Hearing in Bank denied.
Appeal from a judgment of the Superior Court of Trinity County, and from an order refusing a new trial.
W. J. Tinnin, and T. L. Carothers, for Appellant.
C. E. Williams, J. W. Philbrook, L. D. Latimer, and Frederick S. Stratton, for Respondent.
JUDGES: Searls, C. Belcher, C. C., and Foote, C., concurred.
Action to recover damages on breach of contract. Plaintiff had verdict and judgment for $ 714 and costs. Defendant moved for a new trial, which was denied, and the appeal is from final judgment and order overruling motion for new trial.
We have examined the several errors assigned by appellant, and conclude that with a single exception they are not supported by law.
The exception referred to is as follows:
At the trial defendant asked the court to instruct the jury in these words:
" A witness wilfully false in one part of his testimony is to be distrusted in his other testimony." The instruction was modified by the court by striking out the words "is to," and inserting in lieu thereof the word "may," so that the instruction as given reads: "A witness wilfully false in one part of his testimony may be distrusted in his other testimony."
To which modification of the instruction defendant excepted, and the ruling is assigned as error. Section 2061 of the Code of Civil Procedure, subdivision 3, provides: "That a witness false in one part of his testimony is to be distrusted in others."
The rule as formulated in the Code is substantially the same as that laid down by law-writers and followed by the courts prior to the adoption of our Codes.
In People v. Sprague , 53 Cal. 494, the court say: "The maxim falsus in uno, falsus in omnibus, is not to be construed as authorizing a court to charge that if a witness perjures himself in respect to one or more particulars, the jury must reject all his testimony. (People v. Strong , 30 Cal. 156.)
" The rule is that the jury may reject the whole of the testimony of a witness who has wilfully sworn falsely as to a material point, that is to say, the jury being convinced that a witness has stated what was [7 P. 827] untrue, not as the result of mistake, or inadvertence, but wilfully and with the design to deceive, must treat all his testimony with distrust and suspicion, and reject all, unless they shall be convinced, notwithstanding the base character of the witness, that he has in other particulars sworn to the truth.
" The third subdivision of section 2, 061 of the Code of Civil Procedure is but declaratory of the rule above considered, and by requiring a jury to distrust, necessarily authorizes them to reject all the testimony of such a witness in a proper case."

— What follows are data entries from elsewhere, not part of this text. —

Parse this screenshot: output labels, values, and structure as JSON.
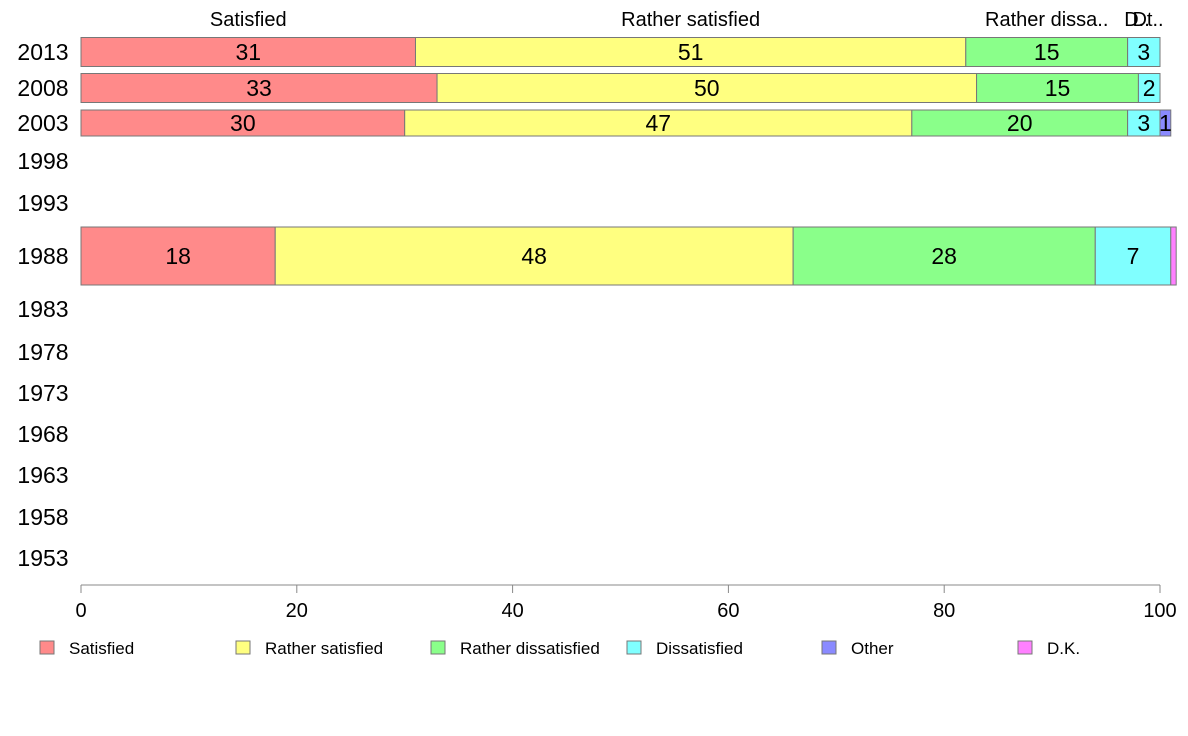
{
  "chart_data": {
    "type": "bar",
    "orientation": "horizontal",
    "stacked": true,
    "title": "",
    "xlabel": "",
    "ylabel": "",
    "xlim": [
      0,
      100
    ],
    "x_ticks": [
      "0",
      "20",
      "40",
      "60",
      "80",
      "100"
    ],
    "categories": [
      "2013",
      "2008",
      "2003",
      "1998",
      "1993",
      "1988",
      "1983",
      "1978",
      "1973",
      "1968",
      "1963",
      "1958",
      "1953"
    ],
    "series": [
      {
        "name": "Satisfied",
        "color": "#FF8A8A",
        "values": [
          31,
          33,
          30,
          null,
          null,
          18,
          null,
          null,
          null,
          null,
          null,
          null,
          null
        ]
      },
      {
        "name": "Rather satisfied",
        "color": "#FFFF80",
        "values": [
          51,
          50,
          47,
          null,
          null,
          48,
          null,
          null,
          null,
          null,
          null,
          null,
          null
        ]
      },
      {
        "name": "Rather dissatisfied",
        "color": "#8AFF8A",
        "values": [
          15,
          15,
          20,
          null,
          null,
          28,
          null,
          null,
          null,
          null,
          null,
          null,
          null
        ]
      },
      {
        "name": "Dissatisfied",
        "color": "#80FFFF",
        "values": [
          3,
          2,
          3,
          null,
          null,
          7,
          null,
          null,
          null,
          null,
          null,
          null,
          null
        ]
      },
      {
        "name": "Other",
        "color": "#8A8AFF",
        "values": [
          0,
          0,
          1,
          null,
          null,
          0,
          null,
          null,
          null,
          null,
          null,
          null,
          null
        ]
      },
      {
        "name": "D.K.",
        "color": "#FF80FF",
        "values": [
          0,
          0,
          0,
          null,
          null,
          0.5,
          null,
          null,
          null,
          null,
          null,
          null,
          null
        ]
      }
    ],
    "segment_labels": [
      [
        "31",
        "51",
        "15",
        "3",
        "",
        ""
      ],
      [
        "33",
        "50",
        "15",
        "2",
        "",
        ""
      ],
      [
        "30",
        "47",
        "20",
        "3",
        "1",
        ""
      ],
      [],
      [],
      [
        "18",
        "48",
        "28",
        "7",
        "",
        ""
      ],
      [],
      [],
      [],
      [],
      [],
      [],
      []
    ],
    "top_labels": [
      "Satisfied",
      "Rather satisfied",
      "Rather dissa..",
      "D..",
      "Dt..",
      ""
    ],
    "legend_position": "bottom",
    "grid": false
  }
}
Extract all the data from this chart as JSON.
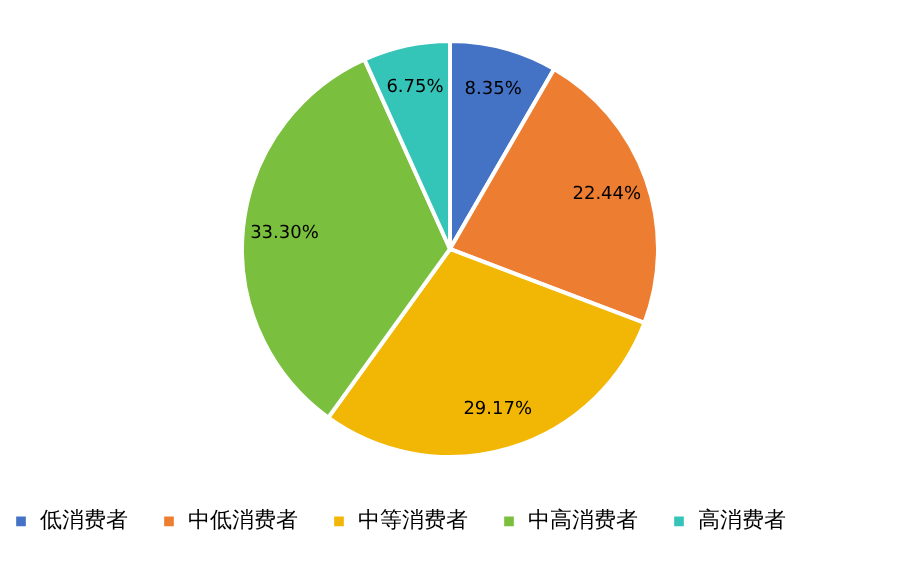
{
  "chart_data": {
    "type": "pie",
    "categories": [
      "低消费者",
      "中低消费者",
      "中等消费者",
      "中高消费者",
      "高消费者"
    ],
    "values": [
      8.35,
      22.44,
      29.17,
      33.3,
      6.75
    ],
    "colors": [
      "#4472c4",
      "#ed7d31",
      "#f2b705",
      "#7bbf3f",
      "#35c4b8"
    ],
    "value_labels": [
      "8.35%",
      "22.44%",
      "29.17%",
      "33.30%",
      "6.75%"
    ],
    "legend": "bottom"
  }
}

In that case defendant's counsel had asked the court to instruct the jury in the language of the Code, and the court had added the word "wilfully" before the word "false," and the contention in this court was as to the propriety of such addition, and it was held proper, and that "the word 'wilfully' did not change the effect of the instruction as offered." People v. Soto , 59 Cal. 367, and People v. Hicks , 53 Cal. 354, are to the same general effect.
The question involved in the present case is, however, somewhat different from the contention in those cited.
Here the law provides that a witness wilfully false in one part of his testimony is to be distrusted, not that the jury may or may not distrust his testimony, but they are to be told, that as matter of law, his testimony is to be distrusted. This distrust forms the basis or standpoint from which they must view his testimony, the standard by which to weigh his utterances. It is true that notwithstanding this legal distrust which the law casts upon a witness wilfully false in a material part of his testimony, the jury may believe him upon other points -- they are to be the sole judges as to that -- there may be abundant reasons why they not only may, but why they should believe him in other particulars. The truth is not to be rejected, because it passes through a false medium, but as to the existence of the truth the jury is the sole judge.
The jury was told that in such cases a witness may be distrusted; the law says he is to be distrusted, that is, that he must be distrusted. A thing that is to be, must be. The distrust which is cast upon a witness wilfully false in a material part of his testimony is a presumption of law for the court, and with which the the jury has nothing to do except to receive and act upon. It is a rebuttable presumption, to be overcome by facts and circumstances of which they are the sole judges.
The word "may" inserted by the court, was not synonymous with the "is to," of the Code; it imported to the jury that they might or might not, at their option, distrust a witness, wilfully false in one portion of his testimony, when as matter of law they must distrust him, and may or may not, notwithstanding such distrust, believe him.
The law presumes every man accused of crime innocent until his guilt is shown. This is a presumption not to be acted upon or rejected by a jury at their will or pleasure. So a witness wilfully false is to be distrusted by a jury, and with this distrust as a factor in the problem, they may, they are at liberty to, believe or not to believe him in other particulars.
We think the court below e rred in its modification of the instruction, [7 P. 828] and that for such error the judgment and order should be reversed and a new trial ordered.
The Court. -- For the reasons given in the foregoing opinion the judgment and order are reversed and the cause remanded for a new trial.